Started making connections slowly. Like, oh, THAT’S why he was obsessed with Abstract Expressionism! He saw it as the purest form, freeing painting from having to tell stories or copy reality. Blew my mind a bit.
Then tackled Homemade Esthetics. This one felt a bit more… philosophical maybe? Talking about why we value art, what makes “good” taste. Still tough going, but getting slightly easier as I got used to his way of thinking. Could see why some artists loved him (he championed them!) and others totally hated his guts (he could be brutal dismissing stuff he thought wasn’t “advanced” enough).
Figuring Out What Stuck
After banging my head against these books for weeks, here’s what actually managed to stick in my thick skull:
- Flatness is Everything (to Greenberg): He kept banging on about painting needing to acknowledge it’s basically just paint on a flat surface. That was revolutionary to him. Sculpture stayed 3D, but painting had to own its flatness.
- Purify the Medium: He wanted artists to strip away anything not essential to painting itself – no stories, no deep meaning borrowed from literature or religion. Just paint doing what paint does best.
- Kitsch is the Enemy: Oh man, he HATED what he called “kitsch” – basically mass-produced, easy-to-digest, fake art. Saw it as the opposite of true, challenging modern art.

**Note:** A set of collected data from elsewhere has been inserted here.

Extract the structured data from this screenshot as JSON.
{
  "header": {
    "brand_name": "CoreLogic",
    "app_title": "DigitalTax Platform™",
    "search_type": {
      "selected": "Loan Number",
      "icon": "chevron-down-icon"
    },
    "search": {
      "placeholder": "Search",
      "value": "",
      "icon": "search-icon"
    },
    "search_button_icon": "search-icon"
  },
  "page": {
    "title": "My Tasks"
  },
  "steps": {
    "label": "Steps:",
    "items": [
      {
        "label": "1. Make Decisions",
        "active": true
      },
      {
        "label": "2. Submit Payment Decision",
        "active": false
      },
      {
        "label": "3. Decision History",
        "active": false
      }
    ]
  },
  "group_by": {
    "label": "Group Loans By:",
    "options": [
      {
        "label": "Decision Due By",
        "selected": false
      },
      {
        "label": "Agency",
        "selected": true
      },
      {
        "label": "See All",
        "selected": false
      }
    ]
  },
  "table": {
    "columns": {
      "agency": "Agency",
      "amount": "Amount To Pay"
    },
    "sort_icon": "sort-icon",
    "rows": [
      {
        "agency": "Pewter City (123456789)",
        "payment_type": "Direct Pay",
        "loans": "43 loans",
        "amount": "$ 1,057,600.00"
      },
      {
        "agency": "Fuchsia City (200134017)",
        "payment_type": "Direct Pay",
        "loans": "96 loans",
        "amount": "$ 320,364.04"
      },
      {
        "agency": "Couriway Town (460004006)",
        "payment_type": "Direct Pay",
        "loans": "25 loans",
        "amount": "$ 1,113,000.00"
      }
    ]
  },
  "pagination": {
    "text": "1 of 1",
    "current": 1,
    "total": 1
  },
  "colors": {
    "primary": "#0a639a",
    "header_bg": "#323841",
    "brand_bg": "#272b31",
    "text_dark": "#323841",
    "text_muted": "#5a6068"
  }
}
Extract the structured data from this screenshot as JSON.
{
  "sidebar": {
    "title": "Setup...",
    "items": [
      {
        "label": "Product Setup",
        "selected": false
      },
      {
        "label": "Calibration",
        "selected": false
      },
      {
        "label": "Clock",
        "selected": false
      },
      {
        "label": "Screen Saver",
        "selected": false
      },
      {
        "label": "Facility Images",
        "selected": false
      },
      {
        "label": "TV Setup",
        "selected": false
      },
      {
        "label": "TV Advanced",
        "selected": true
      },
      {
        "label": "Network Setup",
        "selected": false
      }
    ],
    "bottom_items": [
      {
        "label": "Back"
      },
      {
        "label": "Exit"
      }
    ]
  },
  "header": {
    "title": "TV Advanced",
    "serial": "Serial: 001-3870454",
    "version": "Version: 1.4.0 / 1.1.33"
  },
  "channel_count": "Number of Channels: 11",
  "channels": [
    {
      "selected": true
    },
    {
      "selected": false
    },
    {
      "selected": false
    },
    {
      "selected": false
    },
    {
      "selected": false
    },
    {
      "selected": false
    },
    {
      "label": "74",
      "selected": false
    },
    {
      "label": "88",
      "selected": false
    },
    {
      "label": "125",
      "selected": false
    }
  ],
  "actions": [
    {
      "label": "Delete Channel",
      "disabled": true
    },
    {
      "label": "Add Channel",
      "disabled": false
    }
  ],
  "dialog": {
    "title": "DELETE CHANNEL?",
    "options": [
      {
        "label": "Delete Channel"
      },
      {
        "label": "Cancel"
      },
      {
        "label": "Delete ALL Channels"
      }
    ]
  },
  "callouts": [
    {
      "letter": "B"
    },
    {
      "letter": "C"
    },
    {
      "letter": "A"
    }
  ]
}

- He Basically Shaped the Canon: Realized how much influence this one critic had! Galleries, museums, collectors – they listened to him big time. Reading him helped me see why certain artists became mega-famous.
Who Should Bother?
Look, if you’re an art student messing around with paint or sculpture, especially interested in stuff from the 40s to 60s, you kinda HAVE to read Greenberg. You won’t like him sometimes (he’s totally opinionated and dismissive), but you need to know his arguments. He shaped the whole conversation. It’s like doing push-ups for your art brain – hard, sometimes painful, but builds muscle. Be ready for a slog, take notes, and don’t expect to agree with him. That’s kinda the point.